O tecido Outlast® é o único material que muda de fase que recebeu o selo de aprovação Certified Space Technology. A tecnologia, inicialmente desenvolvida para uso pela NASA, continua sendo desenvolvida e testada em relação à eficácia e segurança em diversas aplicações e para grandes marcas no mundo todo. A Outlast detém atualmente mais de 96 patentes relacionadas a materiais termoadaptáveis.
Os tecidos termorreguladores são usados para produção de agasalhos (incluindo jaquetas, chapéus e sapatos), roupas para ambientes externos (botas de inverno etc) e roupas de cama (colchões, cobertores, edredons e travesseiros). A Outlast também se vale de uma técnica conhecida como Infusão de matriz em fibras de viscose, que permite o controle térmico em tecidos mais leves e frescos, com textura semelhante à da seda, em blusas, roupas íntimas, vestidos, sleepwear e roupas de cama.
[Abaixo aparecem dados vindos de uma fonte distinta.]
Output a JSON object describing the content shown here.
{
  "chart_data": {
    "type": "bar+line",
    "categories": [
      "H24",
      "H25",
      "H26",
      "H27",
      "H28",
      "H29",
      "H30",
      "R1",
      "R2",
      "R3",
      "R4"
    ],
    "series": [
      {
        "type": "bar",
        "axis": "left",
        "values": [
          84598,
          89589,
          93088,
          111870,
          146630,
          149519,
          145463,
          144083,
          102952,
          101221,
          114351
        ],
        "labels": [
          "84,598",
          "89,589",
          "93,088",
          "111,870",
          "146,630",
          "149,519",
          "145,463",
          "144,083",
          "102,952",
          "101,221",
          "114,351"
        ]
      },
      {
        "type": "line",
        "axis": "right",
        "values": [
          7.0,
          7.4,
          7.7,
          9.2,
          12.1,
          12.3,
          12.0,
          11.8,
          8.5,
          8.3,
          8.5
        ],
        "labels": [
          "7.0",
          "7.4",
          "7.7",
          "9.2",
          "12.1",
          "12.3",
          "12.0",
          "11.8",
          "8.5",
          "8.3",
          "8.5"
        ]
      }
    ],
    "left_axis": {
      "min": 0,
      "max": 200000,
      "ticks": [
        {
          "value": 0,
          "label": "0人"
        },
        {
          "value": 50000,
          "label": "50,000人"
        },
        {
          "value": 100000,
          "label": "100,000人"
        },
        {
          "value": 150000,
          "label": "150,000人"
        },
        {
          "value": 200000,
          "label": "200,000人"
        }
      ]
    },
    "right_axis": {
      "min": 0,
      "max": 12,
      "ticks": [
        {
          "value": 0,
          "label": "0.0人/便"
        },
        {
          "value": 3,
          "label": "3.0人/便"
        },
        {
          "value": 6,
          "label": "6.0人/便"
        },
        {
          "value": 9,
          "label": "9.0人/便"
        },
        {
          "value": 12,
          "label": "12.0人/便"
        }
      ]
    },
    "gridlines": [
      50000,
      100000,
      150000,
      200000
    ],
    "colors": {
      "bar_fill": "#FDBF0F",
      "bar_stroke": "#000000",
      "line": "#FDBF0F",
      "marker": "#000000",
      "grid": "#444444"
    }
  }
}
A Timberland Company, a Dillard’s Inc. e a Marks & Spencer são apenas algumas das marcas conhecidas que usam a tecnologia Outlast.
O motivo para os preços de esses produtos ainda serem um tanto alto é que, apesar de existirem inúmeros materiais de mudança de fase encontrados facilmente na natureza, de custo baixo e muito mais sustentáveis, eles ainda são pouquíssimo utilizados, pois possuem menor eficiência em armazenamento de energia quando comparados aos compostos sintéticos. O que define a capacidade de controle térmico do tecido e, consequentemente, as sensações de frescor e aquecimento, dependendo das condições do ambiente externo, são a seleção adequada de métodos e técnicas de microencapsulação e a inserção no têxtil.
O mercado está esperando. Quem mais se habilita?